Daniel 11 is a lengthy and difficult chapter to make sense of. By-in-large the chapter is understood as a prediction of succession of Persian kings, along with the on-going conflict between the Seleucid and Ptolemaic dynasties, which followed them. The text gives rather specific detail about events, including the rise of Alexander the Great and the eventual division of his kingdom among the four generals. It also spells out details about an attempted alliance, like the Peace treaty signed by Ptolemy II (285-246 b.c.) with the Seleucid ruler, Antiochus II Theos (261-246 b.c.), and then the eventual betrayal of that treaty with the murder of Ptolemy’s daughter (Bernice) (see v.6). The predictions are surprisingly specific and easily connected to actual historical events. Most interpreters agree on these specific associations to history, at least with regard to verses 1-35.

What significant to note here is that all the upheavals, intrigue, betrayal, and chaos are foreseen, predicted, and controlled by God. Gabriel reveals these things to Daniel prior to their happening as a means of encouraging the man of God that He need not fear the future. He reveals these things as a means of inspiring hope and confidence in the God who controls even the seeming chaos. He can be trusted, and we are not wrong to put our confidence in Him over and above the political powers-that-be.
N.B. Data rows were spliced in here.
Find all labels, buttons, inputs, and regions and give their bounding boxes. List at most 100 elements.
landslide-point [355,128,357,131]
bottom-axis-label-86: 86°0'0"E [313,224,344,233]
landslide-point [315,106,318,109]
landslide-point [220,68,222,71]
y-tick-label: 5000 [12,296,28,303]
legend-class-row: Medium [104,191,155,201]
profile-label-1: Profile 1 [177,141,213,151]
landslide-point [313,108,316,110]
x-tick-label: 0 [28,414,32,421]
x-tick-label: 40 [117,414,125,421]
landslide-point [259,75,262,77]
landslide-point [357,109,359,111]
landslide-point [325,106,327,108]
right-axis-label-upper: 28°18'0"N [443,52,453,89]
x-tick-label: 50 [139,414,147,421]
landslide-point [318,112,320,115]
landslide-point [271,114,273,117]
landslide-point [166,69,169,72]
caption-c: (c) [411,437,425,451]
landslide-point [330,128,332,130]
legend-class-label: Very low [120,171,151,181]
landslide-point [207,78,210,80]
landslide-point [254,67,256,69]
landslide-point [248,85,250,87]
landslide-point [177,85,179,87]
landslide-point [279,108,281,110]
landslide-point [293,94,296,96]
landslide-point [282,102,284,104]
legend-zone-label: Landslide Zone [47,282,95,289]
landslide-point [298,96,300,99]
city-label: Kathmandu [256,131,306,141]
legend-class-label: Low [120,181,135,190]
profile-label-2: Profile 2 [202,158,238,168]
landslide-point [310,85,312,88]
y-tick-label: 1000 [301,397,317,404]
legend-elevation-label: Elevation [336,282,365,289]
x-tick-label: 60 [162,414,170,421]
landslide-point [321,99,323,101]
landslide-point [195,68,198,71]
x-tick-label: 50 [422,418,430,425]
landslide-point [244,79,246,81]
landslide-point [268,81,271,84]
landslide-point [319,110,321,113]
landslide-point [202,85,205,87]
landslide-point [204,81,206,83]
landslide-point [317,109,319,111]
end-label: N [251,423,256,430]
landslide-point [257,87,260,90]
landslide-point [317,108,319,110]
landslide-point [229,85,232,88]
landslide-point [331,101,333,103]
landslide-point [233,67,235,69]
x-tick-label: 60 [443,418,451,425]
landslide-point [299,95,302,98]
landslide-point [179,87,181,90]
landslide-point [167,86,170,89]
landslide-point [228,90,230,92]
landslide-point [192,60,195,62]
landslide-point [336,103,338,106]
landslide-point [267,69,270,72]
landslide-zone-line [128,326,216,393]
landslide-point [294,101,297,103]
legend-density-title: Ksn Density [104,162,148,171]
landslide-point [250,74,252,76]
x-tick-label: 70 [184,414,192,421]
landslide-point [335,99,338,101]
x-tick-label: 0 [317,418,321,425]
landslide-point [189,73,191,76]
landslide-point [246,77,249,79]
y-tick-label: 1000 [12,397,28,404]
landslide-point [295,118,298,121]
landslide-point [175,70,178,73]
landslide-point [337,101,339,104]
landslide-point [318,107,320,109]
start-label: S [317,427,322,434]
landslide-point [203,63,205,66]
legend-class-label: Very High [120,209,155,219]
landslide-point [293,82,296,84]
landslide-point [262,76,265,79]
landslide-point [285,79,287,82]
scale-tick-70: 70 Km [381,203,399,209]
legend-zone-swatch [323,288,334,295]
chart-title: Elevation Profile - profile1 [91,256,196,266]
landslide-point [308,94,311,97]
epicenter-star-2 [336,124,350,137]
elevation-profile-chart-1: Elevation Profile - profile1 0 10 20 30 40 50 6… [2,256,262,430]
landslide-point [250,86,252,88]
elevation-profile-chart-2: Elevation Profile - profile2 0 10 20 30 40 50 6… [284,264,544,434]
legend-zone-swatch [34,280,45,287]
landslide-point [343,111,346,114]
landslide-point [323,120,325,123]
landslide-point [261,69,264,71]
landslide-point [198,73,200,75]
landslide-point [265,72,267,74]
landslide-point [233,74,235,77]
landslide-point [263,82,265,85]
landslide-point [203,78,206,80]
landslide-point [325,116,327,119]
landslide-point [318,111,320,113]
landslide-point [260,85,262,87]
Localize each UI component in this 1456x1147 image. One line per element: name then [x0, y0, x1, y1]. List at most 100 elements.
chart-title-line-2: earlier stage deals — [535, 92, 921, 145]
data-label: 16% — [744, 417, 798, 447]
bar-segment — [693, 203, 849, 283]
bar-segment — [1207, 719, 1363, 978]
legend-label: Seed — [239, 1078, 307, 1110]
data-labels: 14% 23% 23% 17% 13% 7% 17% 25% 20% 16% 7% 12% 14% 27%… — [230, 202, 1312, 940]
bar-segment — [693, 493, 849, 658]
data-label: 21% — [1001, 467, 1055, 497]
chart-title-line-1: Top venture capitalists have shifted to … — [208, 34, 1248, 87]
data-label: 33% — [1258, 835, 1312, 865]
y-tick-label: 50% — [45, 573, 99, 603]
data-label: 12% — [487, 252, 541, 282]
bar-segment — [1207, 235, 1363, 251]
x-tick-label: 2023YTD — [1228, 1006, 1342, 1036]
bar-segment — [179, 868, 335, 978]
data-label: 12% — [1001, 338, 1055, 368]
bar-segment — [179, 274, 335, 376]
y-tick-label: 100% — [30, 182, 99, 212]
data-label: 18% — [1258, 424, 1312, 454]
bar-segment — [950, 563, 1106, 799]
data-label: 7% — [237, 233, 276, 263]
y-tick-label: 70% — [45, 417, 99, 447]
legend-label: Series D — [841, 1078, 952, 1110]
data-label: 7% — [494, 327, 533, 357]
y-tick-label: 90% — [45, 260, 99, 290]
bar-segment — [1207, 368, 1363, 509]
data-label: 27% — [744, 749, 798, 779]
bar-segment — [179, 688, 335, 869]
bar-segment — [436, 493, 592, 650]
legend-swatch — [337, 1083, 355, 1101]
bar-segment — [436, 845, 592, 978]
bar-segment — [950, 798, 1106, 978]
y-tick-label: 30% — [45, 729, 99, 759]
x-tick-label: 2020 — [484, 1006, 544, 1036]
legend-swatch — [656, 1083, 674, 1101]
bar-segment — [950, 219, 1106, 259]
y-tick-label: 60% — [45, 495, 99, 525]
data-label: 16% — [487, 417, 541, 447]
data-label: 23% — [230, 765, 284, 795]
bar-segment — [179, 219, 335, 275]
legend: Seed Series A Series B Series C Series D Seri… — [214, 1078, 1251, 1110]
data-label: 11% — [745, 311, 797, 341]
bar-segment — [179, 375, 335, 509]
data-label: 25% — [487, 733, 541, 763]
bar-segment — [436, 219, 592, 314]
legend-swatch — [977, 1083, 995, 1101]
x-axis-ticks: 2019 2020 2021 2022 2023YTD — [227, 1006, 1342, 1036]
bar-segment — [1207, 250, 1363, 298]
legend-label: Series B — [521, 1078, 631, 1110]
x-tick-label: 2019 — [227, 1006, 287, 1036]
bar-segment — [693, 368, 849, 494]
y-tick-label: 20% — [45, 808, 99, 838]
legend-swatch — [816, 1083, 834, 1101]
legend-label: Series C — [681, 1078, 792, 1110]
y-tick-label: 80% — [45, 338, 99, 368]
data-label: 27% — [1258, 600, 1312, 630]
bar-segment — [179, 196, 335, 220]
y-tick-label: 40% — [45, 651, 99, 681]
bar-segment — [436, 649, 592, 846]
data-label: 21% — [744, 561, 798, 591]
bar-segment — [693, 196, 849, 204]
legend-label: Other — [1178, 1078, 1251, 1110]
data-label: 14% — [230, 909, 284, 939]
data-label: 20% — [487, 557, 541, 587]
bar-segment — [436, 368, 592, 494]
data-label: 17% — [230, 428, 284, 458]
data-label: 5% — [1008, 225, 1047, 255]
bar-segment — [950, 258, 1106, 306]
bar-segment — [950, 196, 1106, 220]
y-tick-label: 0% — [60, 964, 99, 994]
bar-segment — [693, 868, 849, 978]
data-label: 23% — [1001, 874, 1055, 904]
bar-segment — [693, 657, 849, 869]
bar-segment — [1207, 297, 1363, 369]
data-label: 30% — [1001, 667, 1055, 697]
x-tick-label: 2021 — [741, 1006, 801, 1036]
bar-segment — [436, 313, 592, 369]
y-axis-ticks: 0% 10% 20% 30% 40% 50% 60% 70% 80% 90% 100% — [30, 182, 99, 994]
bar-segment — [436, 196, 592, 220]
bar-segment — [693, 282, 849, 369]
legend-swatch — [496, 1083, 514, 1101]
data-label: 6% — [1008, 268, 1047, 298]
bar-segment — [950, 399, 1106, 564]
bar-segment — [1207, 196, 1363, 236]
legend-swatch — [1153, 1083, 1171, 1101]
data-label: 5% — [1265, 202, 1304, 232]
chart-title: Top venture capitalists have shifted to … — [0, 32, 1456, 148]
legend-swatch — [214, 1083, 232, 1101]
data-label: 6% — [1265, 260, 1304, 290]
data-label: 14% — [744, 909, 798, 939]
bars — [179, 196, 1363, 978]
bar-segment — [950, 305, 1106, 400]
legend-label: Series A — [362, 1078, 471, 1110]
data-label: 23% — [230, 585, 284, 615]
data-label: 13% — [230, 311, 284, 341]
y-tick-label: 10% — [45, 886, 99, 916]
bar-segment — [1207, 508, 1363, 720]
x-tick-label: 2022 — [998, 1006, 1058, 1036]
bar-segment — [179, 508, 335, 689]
There is a significant amount of debate with regard to verses 36-45. There are some who suggest that the text jumps forward now to discuss the End of Days and the Antichrist in particular. In my opinion there is nothing in the text that warrants this decision. In fact the text continues to refer to the Kings of the North and South just as it has previously done. It is harder to make historical connections in this portion of the text, but I see no reason textually to change my hermenuetic when reading it. So, I believe these verses address specifically Antiochus IV (Epiphanes, 175-163), the same person addressed in verses 21-35. Even if, however, readers are inclined to see this as a fully future forecasting pointing to the Antichrist the application is still the same. God controls and rulers over the chaos. He can be trusted.

Could there be a more fitting text to encourage your hearts on November 8th? As we seek to cast of our vote for the next future President of the United States of America we remember that whatever the outcome there is one who rules over it all. There is a God who can be trusted with our confidence, there is a God who reigns over the seeming chaos. Rulers come and go, empires rise and fall, regimes change, presidents are elected and yet God stands above them all working His supreme plan for the good of His people. He can be trusted, friends. More than your vote, more than your political system, more than your party, more than the next president, God can be trusted. He rules over all, and though chaos may seem to abound, one day soon He will speak into the seeming chaos and says, “Peace!”